One area of Maneater that really impressed me was its mostly loading-free world and long environmental draw distance. Most of the time, transitioning between regions is seamless: the first time I saw a between-areas loading screen was after 10 hours of gameplay, so I initially thought that I’d broken something! On my One S, I only experienced loading screens if I travelled rapidly through the area where three regions meet.

Maneater is currently free to play through Game Pass. It has one paid DLC expansion, Truth Quest, which is set after the events of the main story and introduced via an epilogue mission at the end of the main story. Completionists, be warned that getting all of the achievements will require buying Truth Quest. Truth Quest is currently £12.50, and offers around 2-3 hours of gameplay in a new map. It contains new, more interesting, Apex predators, an extra set of evolutions for the shark, and two more mission types; time trials and tower destruction missions that focus on the shark’s projectile-rebounding ability.

Truth Quest adds some extra challenge to Maneater, but for me it was also the point where the repetitive missions started to wear away some of my enjoyment. However, I played Maneater through Game Pass. So for me, buying Truth Quest was effectively paying £12.50 for experiencing both the base game and DLC together. Using that rationale I’m happy with my purchase and I definitely got my money’s worth of time and fun. Unless you’re using similar logic to mine, I’d suggest hesitating before buying Truth Quest. Wait until you’ve finished the main story, then consider whether you want more of what you’ve just played with a few extras.

Overall

I initially didn’t warm to Maneater, as I found the shark pup stage too slow and too avoidance-based. However, when I gave Maneater a second chance I got into it much more, to the point where I then 100% completed the base game and the DLC. Part of why I enjoyed Maneater, and came back to it to try it again, is because of what it doesn’t do. It has no premium currencies, daily / weekly challenges, or season passes. You just buy the game, and then play it, without any intrusion on your time, any immersion-breaking interruptions from cash shops, or any requirement to play a specific way. It feels weird to need to compliment a game for letting me play it in peace, but I want to highlight that Tripwire’s decision to design Maneater as a buy-once game without any live service elements was a good call.
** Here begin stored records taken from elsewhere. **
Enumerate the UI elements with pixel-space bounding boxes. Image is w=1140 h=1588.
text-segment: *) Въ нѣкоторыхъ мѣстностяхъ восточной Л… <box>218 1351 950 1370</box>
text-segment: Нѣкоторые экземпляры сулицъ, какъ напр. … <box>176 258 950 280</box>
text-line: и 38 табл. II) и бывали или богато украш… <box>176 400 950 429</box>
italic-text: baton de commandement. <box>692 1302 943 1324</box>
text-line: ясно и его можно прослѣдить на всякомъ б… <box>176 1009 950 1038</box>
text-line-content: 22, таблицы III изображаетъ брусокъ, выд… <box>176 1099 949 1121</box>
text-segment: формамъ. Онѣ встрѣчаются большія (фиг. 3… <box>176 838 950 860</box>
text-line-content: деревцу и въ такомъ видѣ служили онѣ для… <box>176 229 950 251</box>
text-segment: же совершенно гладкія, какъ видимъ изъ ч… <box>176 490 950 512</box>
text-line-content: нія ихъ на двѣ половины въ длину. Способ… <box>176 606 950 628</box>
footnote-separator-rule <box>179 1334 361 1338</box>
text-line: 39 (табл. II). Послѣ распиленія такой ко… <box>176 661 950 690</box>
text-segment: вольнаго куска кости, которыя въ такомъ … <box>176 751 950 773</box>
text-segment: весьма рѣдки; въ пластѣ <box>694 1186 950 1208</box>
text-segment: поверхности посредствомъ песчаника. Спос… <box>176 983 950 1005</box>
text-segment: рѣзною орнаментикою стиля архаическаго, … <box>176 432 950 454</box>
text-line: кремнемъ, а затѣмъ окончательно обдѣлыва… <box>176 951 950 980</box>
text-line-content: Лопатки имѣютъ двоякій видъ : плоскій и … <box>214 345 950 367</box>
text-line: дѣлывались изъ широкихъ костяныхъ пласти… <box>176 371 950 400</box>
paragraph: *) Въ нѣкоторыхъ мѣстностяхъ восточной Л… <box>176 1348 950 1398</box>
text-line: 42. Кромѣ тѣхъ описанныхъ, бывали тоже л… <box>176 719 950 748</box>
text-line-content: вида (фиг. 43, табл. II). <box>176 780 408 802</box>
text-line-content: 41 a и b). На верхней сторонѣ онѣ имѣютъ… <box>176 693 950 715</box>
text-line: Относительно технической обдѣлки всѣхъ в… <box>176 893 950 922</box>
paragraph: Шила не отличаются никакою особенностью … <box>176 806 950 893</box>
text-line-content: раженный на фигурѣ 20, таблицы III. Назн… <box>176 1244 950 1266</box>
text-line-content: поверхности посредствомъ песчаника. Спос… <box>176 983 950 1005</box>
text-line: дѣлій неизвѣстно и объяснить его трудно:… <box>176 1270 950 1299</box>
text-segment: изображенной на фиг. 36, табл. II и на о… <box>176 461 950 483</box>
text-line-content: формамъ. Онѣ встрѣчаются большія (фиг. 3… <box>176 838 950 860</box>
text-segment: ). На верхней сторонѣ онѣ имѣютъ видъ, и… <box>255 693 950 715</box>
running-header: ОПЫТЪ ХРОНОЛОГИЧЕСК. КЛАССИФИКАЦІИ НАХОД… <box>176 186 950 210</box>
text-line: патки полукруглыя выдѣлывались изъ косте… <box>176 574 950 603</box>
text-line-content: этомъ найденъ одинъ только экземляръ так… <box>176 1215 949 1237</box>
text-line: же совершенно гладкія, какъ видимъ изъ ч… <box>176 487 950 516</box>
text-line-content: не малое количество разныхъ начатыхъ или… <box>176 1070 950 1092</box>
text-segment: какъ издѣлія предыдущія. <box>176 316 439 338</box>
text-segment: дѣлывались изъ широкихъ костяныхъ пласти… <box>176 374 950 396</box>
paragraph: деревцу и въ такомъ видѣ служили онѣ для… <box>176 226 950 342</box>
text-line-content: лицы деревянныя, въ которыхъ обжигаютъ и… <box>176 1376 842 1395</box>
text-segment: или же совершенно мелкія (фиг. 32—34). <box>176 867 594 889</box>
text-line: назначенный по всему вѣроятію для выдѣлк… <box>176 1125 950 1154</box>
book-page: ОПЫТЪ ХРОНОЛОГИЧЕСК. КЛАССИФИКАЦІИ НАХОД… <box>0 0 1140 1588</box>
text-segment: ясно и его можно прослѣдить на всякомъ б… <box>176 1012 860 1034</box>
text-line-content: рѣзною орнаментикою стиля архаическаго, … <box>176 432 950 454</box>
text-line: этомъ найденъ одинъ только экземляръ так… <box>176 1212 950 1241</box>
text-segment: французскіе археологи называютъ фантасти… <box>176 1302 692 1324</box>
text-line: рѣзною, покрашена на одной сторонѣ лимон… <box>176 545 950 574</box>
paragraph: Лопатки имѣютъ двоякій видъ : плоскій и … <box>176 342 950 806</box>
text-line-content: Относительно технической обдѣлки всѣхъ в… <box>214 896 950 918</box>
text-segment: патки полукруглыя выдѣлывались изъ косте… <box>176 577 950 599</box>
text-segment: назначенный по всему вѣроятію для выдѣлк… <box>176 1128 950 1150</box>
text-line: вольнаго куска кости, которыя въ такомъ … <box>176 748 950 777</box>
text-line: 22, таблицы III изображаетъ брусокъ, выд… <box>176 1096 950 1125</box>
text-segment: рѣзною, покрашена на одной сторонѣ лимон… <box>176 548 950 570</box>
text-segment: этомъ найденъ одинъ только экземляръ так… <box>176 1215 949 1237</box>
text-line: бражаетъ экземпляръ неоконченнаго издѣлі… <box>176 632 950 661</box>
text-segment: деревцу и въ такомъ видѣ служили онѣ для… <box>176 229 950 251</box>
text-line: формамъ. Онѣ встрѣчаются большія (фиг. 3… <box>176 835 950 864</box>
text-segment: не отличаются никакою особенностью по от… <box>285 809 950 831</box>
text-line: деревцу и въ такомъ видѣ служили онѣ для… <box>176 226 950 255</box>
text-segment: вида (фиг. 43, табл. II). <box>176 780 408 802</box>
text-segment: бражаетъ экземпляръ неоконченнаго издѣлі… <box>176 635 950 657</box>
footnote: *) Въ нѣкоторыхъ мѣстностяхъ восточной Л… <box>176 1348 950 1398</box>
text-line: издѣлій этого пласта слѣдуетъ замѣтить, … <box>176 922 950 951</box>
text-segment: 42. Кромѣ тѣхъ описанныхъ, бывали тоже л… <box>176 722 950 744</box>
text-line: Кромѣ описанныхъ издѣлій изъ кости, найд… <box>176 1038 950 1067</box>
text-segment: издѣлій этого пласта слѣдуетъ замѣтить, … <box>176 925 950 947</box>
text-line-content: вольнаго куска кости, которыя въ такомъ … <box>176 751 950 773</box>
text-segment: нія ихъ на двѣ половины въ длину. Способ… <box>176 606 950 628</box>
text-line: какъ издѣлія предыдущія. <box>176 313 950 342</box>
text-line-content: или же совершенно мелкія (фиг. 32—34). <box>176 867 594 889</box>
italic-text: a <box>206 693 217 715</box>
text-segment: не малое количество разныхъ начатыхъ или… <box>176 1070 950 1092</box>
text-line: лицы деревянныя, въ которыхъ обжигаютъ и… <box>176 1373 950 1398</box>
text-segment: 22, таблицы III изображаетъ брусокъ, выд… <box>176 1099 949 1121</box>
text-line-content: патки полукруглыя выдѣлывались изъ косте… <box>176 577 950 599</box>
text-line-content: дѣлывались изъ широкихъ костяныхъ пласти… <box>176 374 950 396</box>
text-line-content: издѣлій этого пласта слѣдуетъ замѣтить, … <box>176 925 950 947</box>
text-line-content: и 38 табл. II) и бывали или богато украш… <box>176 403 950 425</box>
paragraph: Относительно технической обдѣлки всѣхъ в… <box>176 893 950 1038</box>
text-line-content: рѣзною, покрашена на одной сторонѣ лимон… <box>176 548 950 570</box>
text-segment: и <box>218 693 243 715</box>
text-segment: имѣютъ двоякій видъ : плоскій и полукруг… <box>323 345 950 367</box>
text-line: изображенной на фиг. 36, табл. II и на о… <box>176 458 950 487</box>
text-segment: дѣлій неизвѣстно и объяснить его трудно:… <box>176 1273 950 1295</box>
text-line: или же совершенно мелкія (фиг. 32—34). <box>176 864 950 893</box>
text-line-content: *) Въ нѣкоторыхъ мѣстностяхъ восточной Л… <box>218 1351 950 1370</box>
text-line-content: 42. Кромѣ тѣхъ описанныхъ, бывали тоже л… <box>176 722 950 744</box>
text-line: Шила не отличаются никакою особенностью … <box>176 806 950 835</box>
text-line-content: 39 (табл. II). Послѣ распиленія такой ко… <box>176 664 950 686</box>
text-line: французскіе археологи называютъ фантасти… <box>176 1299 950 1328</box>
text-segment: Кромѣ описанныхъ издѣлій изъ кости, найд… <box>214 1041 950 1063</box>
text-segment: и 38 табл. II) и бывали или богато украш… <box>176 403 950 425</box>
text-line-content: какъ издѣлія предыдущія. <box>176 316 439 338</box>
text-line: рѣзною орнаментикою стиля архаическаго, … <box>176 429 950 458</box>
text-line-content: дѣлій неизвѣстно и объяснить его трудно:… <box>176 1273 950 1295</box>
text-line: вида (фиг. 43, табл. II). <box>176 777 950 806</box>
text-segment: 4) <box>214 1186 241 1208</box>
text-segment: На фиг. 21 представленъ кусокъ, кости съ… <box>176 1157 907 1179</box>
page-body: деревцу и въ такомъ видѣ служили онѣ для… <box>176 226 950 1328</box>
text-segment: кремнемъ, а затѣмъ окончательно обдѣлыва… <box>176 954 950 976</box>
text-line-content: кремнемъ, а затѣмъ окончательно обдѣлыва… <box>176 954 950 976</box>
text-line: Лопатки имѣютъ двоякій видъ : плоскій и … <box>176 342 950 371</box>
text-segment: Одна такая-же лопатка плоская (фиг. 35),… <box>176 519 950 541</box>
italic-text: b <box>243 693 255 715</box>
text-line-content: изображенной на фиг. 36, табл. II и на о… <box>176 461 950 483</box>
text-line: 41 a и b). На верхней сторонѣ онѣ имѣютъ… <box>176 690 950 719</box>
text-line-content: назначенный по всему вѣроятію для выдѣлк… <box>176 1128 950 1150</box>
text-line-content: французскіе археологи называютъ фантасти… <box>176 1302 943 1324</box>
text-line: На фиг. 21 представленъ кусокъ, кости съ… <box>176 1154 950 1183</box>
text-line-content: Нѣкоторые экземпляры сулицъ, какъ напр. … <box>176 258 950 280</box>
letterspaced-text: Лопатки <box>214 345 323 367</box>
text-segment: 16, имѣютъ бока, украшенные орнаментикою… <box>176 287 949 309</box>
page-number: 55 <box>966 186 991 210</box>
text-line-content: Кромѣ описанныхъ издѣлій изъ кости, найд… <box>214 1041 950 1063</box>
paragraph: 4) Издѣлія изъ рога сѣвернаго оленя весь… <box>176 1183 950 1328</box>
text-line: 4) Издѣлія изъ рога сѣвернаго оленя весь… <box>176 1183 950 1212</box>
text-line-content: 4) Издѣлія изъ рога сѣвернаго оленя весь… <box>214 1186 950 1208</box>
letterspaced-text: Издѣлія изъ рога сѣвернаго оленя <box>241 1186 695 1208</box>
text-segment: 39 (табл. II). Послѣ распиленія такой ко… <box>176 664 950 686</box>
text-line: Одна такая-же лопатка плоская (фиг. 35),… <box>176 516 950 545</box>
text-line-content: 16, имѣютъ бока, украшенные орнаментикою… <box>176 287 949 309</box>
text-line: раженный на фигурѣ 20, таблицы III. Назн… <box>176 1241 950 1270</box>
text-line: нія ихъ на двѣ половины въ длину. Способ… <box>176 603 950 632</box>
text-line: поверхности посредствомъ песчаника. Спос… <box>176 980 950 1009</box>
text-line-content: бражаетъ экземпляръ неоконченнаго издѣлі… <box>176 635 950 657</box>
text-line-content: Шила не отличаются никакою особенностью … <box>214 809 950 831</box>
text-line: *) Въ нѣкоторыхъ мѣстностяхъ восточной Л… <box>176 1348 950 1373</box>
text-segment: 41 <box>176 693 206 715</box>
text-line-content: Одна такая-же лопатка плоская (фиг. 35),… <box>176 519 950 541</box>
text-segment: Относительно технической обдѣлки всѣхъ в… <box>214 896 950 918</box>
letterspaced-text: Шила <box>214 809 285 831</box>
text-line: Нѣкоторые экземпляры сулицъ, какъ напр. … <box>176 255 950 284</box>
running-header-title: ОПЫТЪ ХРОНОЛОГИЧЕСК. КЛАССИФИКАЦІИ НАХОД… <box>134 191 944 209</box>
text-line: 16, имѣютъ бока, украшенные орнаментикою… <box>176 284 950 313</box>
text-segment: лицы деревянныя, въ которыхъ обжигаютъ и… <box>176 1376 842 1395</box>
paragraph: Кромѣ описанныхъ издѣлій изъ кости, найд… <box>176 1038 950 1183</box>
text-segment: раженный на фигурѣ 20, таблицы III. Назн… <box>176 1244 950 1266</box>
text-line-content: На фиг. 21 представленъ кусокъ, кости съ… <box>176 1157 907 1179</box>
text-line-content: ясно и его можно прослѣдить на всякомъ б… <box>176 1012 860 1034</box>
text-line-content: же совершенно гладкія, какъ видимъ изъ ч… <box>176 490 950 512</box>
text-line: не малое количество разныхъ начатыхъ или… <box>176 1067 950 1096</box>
Maneater goes into my Cool tier, as for me it was a solidly good experience: one with no major weak areas, but no peaks of excellence either. Although minor visual glitches are common, I didn’t experience any major faults or game-breaking issues during my~20 hours with the base game and DLC combined . When I reached shark-adulthood, and the shark began to feel like a truly powerful boss of the ocean rather than just another sea creature, the game was able to show off its strengths more effectively. Maneater is definitely at its best from level 20 onwards, once the pace of levelling increases, your mutations become more powerful, and your enemies get easier to deal with.

While the experience of being a shark with free reign to terrorise humans sounds like a one-note gimmick, its novelty lasts for longer than I expected. It also offers a good-looking map that contains plenty of collectibles and potential for exploration, without the time commitment required by full-scale RPGs or Assassins’ Creed-style collectathons. If you’re a Game Pass player, or a fan of open-world exploration games, I’d definitely recommend trying Maneater.